The ongoing saga with STRATFOR indicates that the computer security breach may have been more extensive than previously knows, because their website is still down 10 days after the attack.
One would think that a respected, global security company should have been better able to keep their data secure, UNFORTUNATELY, this problem is more pervasive than one would admit.
First of all, it is important to understand that while the upper executives should be blamed, it is also important to look at the entire picture. Management executives are not generally involved in day-to-day technical security concerns. This is why they designate others such as CIO’s or CTO’s this task. It appears to me one of these may have dropped their guard or become complacence. First of all, people in charge of this should be removed immediately from their tasks till full investigation has been completed.
I bet that right now, most people who are responsible for their computer security procedures are pretty smug about their own computer security model. Yet, I am willing to bet that many of them have no clue on the day to day workings and how open they really are from computer security threats. There are way too many companies out there that believe that if they have a firewall, they don’t need any computer security procedures. They are often complacent about computer security threats. Here is an easy way to find out whether personally identifiable customer information is truly encrypted and secure: call up your QA Manager and inform him that you want to personally test some website features to become more familiar with them and that you need a list of existing usernames and passwords, along with social security numbers and date of births so you can simulate a customer.
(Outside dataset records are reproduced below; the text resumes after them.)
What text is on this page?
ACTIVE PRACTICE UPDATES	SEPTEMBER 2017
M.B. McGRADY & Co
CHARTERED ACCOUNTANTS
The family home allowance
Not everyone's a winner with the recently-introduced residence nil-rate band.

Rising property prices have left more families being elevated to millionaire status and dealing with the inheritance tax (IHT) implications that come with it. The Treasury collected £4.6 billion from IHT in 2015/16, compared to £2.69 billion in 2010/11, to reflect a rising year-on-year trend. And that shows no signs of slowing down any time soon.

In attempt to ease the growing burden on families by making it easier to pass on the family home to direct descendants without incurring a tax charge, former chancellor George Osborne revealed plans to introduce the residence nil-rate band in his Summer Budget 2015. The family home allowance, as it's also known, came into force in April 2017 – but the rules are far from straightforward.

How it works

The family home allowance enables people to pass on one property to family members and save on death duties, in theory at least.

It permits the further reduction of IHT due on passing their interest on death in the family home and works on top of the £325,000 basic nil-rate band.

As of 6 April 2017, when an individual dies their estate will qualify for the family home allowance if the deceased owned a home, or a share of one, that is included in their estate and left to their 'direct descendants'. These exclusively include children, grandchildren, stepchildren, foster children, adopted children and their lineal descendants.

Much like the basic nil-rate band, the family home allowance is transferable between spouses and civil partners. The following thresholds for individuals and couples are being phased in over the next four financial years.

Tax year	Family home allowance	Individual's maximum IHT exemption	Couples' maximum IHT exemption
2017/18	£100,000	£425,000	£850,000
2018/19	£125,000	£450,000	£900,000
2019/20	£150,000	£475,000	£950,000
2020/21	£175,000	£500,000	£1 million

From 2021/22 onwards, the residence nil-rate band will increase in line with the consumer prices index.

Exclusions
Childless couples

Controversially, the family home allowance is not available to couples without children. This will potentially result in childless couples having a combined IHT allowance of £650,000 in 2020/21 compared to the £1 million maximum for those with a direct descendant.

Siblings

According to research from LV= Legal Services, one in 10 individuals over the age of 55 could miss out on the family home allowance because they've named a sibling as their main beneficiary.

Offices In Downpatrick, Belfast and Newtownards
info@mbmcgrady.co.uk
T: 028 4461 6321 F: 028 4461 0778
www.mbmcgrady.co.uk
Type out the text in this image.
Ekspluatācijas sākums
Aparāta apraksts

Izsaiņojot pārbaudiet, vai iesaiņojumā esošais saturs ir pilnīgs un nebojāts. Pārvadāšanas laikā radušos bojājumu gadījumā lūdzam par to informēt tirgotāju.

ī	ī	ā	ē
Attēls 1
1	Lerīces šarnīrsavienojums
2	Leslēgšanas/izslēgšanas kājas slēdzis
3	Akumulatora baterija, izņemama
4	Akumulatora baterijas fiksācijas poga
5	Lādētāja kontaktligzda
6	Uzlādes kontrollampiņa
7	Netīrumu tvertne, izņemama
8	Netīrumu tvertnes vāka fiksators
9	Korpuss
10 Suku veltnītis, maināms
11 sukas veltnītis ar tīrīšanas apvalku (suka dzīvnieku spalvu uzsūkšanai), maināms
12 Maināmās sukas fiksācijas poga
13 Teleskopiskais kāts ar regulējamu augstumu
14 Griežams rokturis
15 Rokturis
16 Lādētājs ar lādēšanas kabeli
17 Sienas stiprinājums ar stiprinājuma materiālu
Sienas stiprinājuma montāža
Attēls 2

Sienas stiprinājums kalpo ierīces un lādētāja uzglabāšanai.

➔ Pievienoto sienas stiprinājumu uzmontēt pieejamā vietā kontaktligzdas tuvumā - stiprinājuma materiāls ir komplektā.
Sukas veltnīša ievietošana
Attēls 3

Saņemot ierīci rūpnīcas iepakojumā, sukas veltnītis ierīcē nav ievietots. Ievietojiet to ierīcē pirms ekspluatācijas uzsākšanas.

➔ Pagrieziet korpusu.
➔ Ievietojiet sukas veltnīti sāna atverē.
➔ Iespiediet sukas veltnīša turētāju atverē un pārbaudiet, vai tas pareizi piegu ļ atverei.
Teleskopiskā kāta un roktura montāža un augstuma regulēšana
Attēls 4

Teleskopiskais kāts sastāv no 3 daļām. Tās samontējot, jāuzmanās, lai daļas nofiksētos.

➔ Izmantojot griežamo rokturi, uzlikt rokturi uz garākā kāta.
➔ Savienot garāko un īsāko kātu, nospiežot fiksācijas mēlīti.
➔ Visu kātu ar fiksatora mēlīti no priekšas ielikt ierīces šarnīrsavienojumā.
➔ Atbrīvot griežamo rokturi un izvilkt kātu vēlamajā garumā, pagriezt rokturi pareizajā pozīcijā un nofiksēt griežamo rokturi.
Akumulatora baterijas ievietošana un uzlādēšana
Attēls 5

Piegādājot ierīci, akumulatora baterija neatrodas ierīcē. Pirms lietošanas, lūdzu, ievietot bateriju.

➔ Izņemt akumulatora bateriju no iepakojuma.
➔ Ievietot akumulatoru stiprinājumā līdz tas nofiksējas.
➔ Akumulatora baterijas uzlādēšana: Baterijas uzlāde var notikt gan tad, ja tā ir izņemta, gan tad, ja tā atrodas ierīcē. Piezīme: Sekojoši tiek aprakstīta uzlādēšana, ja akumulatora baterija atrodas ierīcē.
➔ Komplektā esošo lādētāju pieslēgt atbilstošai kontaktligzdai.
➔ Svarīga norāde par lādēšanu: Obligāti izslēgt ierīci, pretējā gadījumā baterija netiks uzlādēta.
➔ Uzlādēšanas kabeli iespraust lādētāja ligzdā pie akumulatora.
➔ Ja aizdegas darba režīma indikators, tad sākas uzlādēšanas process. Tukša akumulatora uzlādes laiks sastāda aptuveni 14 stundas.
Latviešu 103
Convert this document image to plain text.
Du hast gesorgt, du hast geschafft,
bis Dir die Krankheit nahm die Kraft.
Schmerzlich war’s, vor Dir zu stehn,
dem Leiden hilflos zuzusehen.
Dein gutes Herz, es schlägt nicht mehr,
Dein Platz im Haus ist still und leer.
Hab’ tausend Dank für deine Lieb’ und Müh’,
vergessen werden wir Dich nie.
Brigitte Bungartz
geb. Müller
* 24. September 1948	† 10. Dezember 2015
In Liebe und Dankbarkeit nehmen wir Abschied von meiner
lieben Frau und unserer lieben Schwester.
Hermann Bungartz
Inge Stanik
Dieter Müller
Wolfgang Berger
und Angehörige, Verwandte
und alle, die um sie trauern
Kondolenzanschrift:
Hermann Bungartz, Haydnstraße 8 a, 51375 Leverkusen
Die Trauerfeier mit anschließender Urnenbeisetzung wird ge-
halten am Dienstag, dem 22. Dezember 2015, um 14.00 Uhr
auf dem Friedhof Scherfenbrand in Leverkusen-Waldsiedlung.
At this point it does not matter whether the information provided is from a production region, or a systems and integration region. Real data is after all real data, no matter what region it resides in. If your QA staff is able to provide you with anything more than usernames, you probably have a problem. Under no circumstances, should passwords be visible to ANYONE. Social security numbers and DOBs should be available on a very restricted basis. None of this info should be used to test. There are plenty of other fake data generators out there that will provide fictitious data to play with.
Based on my experiences, there are probably 6 out of 10 companies that have some personally identifiable information for their customers available in plain text in some database, ready to be queried and misused.
Do yourself and your customers a favor. Go ahead and secure this data. Yes, it will be a little inconvenient for the QA staff and developers, but that can be easily remedied. Loss of customer faith is not easily repaired.